During my daily dealings with the Iraqi Army, we spend quality time watching TV. TV, especially satellite TV, is something of a miracle for the Iraqis, as Saddam forbade all satellite dishes. Before 2003, Iraqis could only watch government TV channels.
Back in 2002, an Iraqi took his broken TV to a repair man. The repair man wanted 200 dollars to fix it. That’s way too much. Iraqi went to a second repairman. 150 dollars, no way! But the third repairman wanted five dollars. Five dollars? Why so little. The repairman said he’d put a picture of Saddam on the screen, it would be the same as fixing the TV…That story is much funnier in Arabic.
We always watch Arabic music channels. Arabic music is monotonous. Every single song sounds exactly the same, and they’re always disgustingly sweet poetic love songs, like diabetic Backstreet Boys. Here’s the first thing that pops out about the singers, they’re not that good looking. In America, only rock stars can be ugly. Troglodyte Pop singers on American Idle? Hell no! Some of these Arab music stars would make babies cry.
So, every song just warbles along while the singer stares at his love interest, but they never actually touch. Some songs feature dancing. Groups of men and women will dance in circles, but never together. Every so often the women whip out knives, maybe that’s why the men won’t dance with them. Arab morality is at play here.
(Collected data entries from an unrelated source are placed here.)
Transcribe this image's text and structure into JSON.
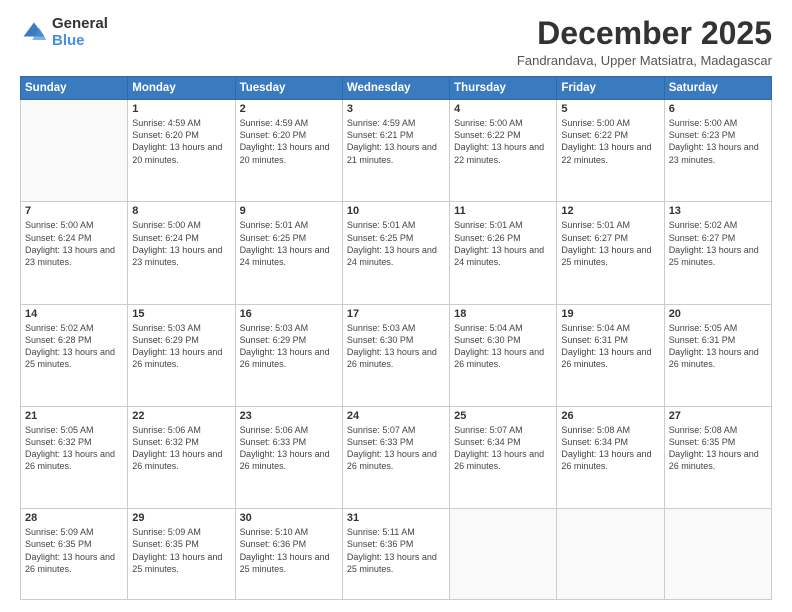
{
  "logo": {
    "general": "General",
    "blue": "Blue"
  },
  "header": {
    "month": "December 2025",
    "location": "Fandrandava, Upper Matsiatra, Madagascar"
  },
  "days_of_week": [
    "Sunday",
    "Monday",
    "Tuesday",
    "Wednesday",
    "Thursday",
    "Friday",
    "Saturday"
  ],
  "weeks": [
    [
      {
        "day": "",
        "sunrise": "",
        "sunset": "",
        "daylight": ""
      },
      {
        "day": "1",
        "sunrise": "Sunrise: 4:59 AM",
        "sunset": "Sunset: 6:20 PM",
        "daylight": "Daylight: 13 hours and 20 minutes."
      },
      {
        "day": "2",
        "sunrise": "Sunrise: 4:59 AM",
        "sunset": "Sunset: 6:20 PM",
        "daylight": "Daylight: 13 hours and 20 minutes."
      },
      {
        "day": "3",
        "sunrise": "Sunrise: 4:59 AM",
        "sunset": "Sunset: 6:21 PM",
        "daylight": "Daylight: 13 hours and 21 minutes."
      },
      {
        "day": "4",
        "sunrise": "Sunrise: 5:00 AM",
        "sunset": "Sunset: 6:22 PM",
        "daylight": "Daylight: 13 hours and 22 minutes."
      },
      {
        "day": "5",
        "sunrise": "Sunrise: 5:00 AM",
        "sunset": "Sunset: 6:22 PM",
        "daylight": "Daylight: 13 hours and 22 minutes."
      },
      {
        "day": "6",
        "sunrise": "Sunrise: 5:00 AM",
        "sunset": "Sunset: 6:23 PM",
        "daylight": "Daylight: 13 hours and 23 minutes."
      }
    ],
    [
      {
        "day": "7",
        "sunrise": "Sunrise: 5:00 AM",
        "sunset": "Sunset: 6:24 PM",
        "daylight": "Daylight: 13 hours and 23 minutes."
      },
      {
        "day": "8",
        "sunrise": "Sunrise: 5:00 AM",
        "sunset": "Sunset: 6:24 PM",
        "daylight": "Daylight: 13 hours and 23 minutes."
      },
      {
        "day": "9",
        "sunrise": "Sunrise: 5:01 AM",
        "sunset": "Sunset: 6:25 PM",
        "daylight": "Daylight: 13 hours and 24 minutes."
      },
      {
        "day": "10",
        "sunrise": "Sunrise: 5:01 AM",
        "sunset": "Sunset: 6:25 PM",
        "daylight": "Daylight: 13 hours and 24 minutes."
      },
      {
        "day": "11",
        "sunrise": "Sunrise: 5:01 AM",
        "sunset": "Sunset: 6:26 PM",
        "daylight": "Daylight: 13 hours and 24 minutes."
      },
      {
        "day": "12",
        "sunrise": "Sunrise: 5:01 AM",
        "sunset": "Sunset: 6:27 PM",
        "daylight": "Daylight: 13 hours and 25 minutes."
      },
      {
        "day": "13",
        "sunrise": "Sunrise: 5:02 AM",
        "sunset": "Sunset: 6:27 PM",
        "daylight": "Daylight: 13 hours and 25 minutes."
      }
    ],
    [
      {
        "day": "14",
        "sunrise": "Sunrise: 5:02 AM",
        "sunset": "Sunset: 6:28 PM",
        "daylight": "Daylight: 13 hours and 25 minutes."
      },
      {
        "day": "15",
        "sunrise": "Sunrise: 5:03 AM",
        "sunset": "Sunset: 6:29 PM",
        "daylight": "Daylight: 13 hours and 26 minutes."
      },
      {
        "day": "16",
        "sunrise": "Sunrise: 5:03 AM",
        "sunset": "Sunset: 6:29 PM",
        "daylight": "Daylight: 13 hours and 26 minutes."
      },
      {
        "day": "17",
        "sunrise": "Sunrise: 5:03 AM",
        "sunset": "Sunset: 6:30 PM",
        "daylight": "Daylight: 13 hours and 26 minutes."
      },
      {
        "day": "18",
        "sunrise": "Sunrise: 5:04 AM",
        "sunset": "Sunset: 6:30 PM",
        "daylight": "Daylight: 13 hours and 26 minutes."
      },
      {
        "day": "19",
        "sunrise": "Sunrise: 5:04 AM",
        "sunset": "Sunset: 6:31 PM",
        "daylight": "Daylight: 13 hours and 26 minutes."
      },
      {
        "day": "20",
        "sunrise": "Sunrise: 5:05 AM",
        "sunset": "Sunset: 6:31 PM",
        "daylight": "Daylight: 13 hours and 26 minutes."
      }
    ],
    [
      {
        "day": "21",
        "sunrise": "Sunrise: 5:05 AM",
        "sunset": "Sunset: 6:32 PM",
        "daylight": "Daylight: 13 hours and 26 minutes."
      },
      {
        "day": "22",
        "sunrise": "Sunrise: 5:06 AM",
        "sunset": "Sunset: 6:32 PM",
        "daylight": "Daylight: 13 hours and 26 minutes."
      },
      {
        "day": "23",
        "sunrise": "Sunrise: 5:06 AM",
        "sunset": "Sunset: 6:33 PM",
        "daylight": "Daylight: 13 hours and 26 minutes."
      },
      {
        "day": "24",
        "sunrise": "Sunrise: 5:07 AM",
        "sunset": "Sunset: 6:33 PM",
        "daylight": "Daylight: 13 hours and 26 minutes."
      },
      {
        "day": "25",
        "sunrise": "Sunrise: 5:07 AM",
        "sunset": "Sunset: 6:34 PM",
        "daylight": "Daylight: 13 hours and 26 minutes."
      },
      {
        "day": "26",
        "sunrise": "Sunrise: 5:08 AM",
        "sunset": "Sunset: 6:34 PM",
        "daylight": "Daylight: 13 hours and 26 minutes."
      },
      {
        "day": "27",
        "sunrise": "Sunrise: 5:08 AM",
        "sunset": "Sunset: 6:35 PM",
        "daylight": "Daylight: 13 hours and 26 minutes."
      }
    ],
    [
      {
        "day": "28",
        "sunrise": "Sunrise: 5:09 AM",
        "sunset": "Sunset: 6:35 PM",
        "daylight": "Daylight: 13 hours and 26 minutes."
      },
      {
        "day": "29",
        "sunrise": "Sunrise: 5:09 AM",
        "sunset": "Sunset: 6:35 PM",
        "daylight": "Daylight: 13 hours and 25 minutes."
      },
      {
        "day": "30",
        "sunrise": "Sunrise: 5:10 AM",
        "sunset": "Sunset: 6:36 PM",
        "daylight": "Daylight: 13 hours and 25 minutes."
      },
      {
        "day": "31",
        "sunrise": "Sunrise: 5:11 AM",
        "sunset": "Sunset: 6:36 PM",
        "daylight": "Daylight: 13 hours and 25 minutes."
      },
      {
        "day": "",
        "sunrise": "",
        "sunset": "",
        "daylight": ""
      },
      {
        "day": "",
        "sunrise": "",
        "sunset": "",
        "daylight": ""
      },
      {
        "day": "",
        "sunrise": "",
        "sunset": "",
        "daylight": ""
      }
    ]
  ]
}
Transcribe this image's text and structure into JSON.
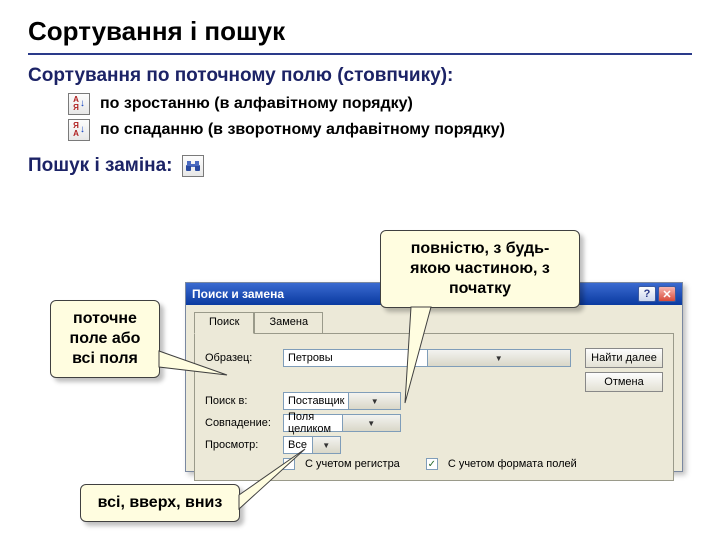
{
  "title": "Сортування і пошук",
  "sort_subtitle": "Сортування по поточному полю (стовпчику):",
  "sort_asc_label": "по зростанню (в алфавітному порядку)",
  "sort_desc_label": "по спаданню (в зворотному алфавітному порядку)",
  "search_replace_subtitle": "Пошук і заміна:",
  "dialog": {
    "title": "Поиск и замена",
    "help_btn": "?",
    "close_btn": "✕",
    "tabs": {
      "search": "Поиск",
      "replace": "Замена"
    },
    "labels": {
      "sample": "Образец:",
      "search_in": "Поиск в:",
      "match": "Совпадение:",
      "direction": "Просмотр:"
    },
    "values": {
      "sample": "Петровы",
      "search_in": "Поставщик",
      "match": "Поля целиком",
      "direction": "Все"
    },
    "checkboxes": {
      "case": "С учетом регистра",
      "format": "С учетом формата полей",
      "format_checked": "✓"
    },
    "buttons": {
      "find_next": "Найти далее",
      "cancel": "Отмена"
    }
  },
  "callouts": {
    "field": "поточне поле або всі поля",
    "match": "повністю, з будь-якою частиною, з початку",
    "direction": "всі, вверх, вниз"
  },
  "icons": {
    "sort_asc_letters_top": "А",
    "sort_asc_letters_bot": "Я",
    "sort_desc_letters_top": "Я",
    "sort_desc_letters_bot": "А",
    "arrow_down": "↓"
  }
}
In traditional Arab society, men and women of different families never mingle before marriage. Isn’t that ironic? All these songs about love, but no one meets their spouse until the day they’re married. I’ve never been married, but by all accounts the romance stops after the honeymoon.
The root of all this irony is virginity. Arab women are supposed to be virgins when married. When I admit to my Iraqi partners that American brides are typically not virgins, they’re stunned into silence. So, in Arab society women and men are never supposed to mingle, which definitely stops them from having sex. Those giant black table clothes the women wear? Keeps men from seeing their curvy bits.
Historically, an Iraqi couple gets married and promptly retires to a private location for consummation purposes. The man will put a white sheet on the bed to, um…collect proof that his bride was a virgin when they got married. He will proudly display this sheet outside of his house to let everyone know that his wife was a virgin, and the wife’s parents take great pride in this proof. I’m not making this up! Positively barbaric, and I guarantee it still happens today in more rural areas.
Where was I…music! So, I’ve tried to show some of our interpreters proper Western music videos through the magic of YouTube. It went something like this:
Me: This is a very famous band called Disturbed, watch this video called “Inside the Fire.”
Ali (terp): That girl…she’s dead? What is this song about?
Me: Suicide and selling your soul to the devil to be with the one you loved.
Ali: They’re just screaming at each other.
Me: That’s the melody.
Ali: That girl is practically naked!
Me: You’re damned right.
Ali: What’re they saying?
Me: I’m not really sure…Where are you going?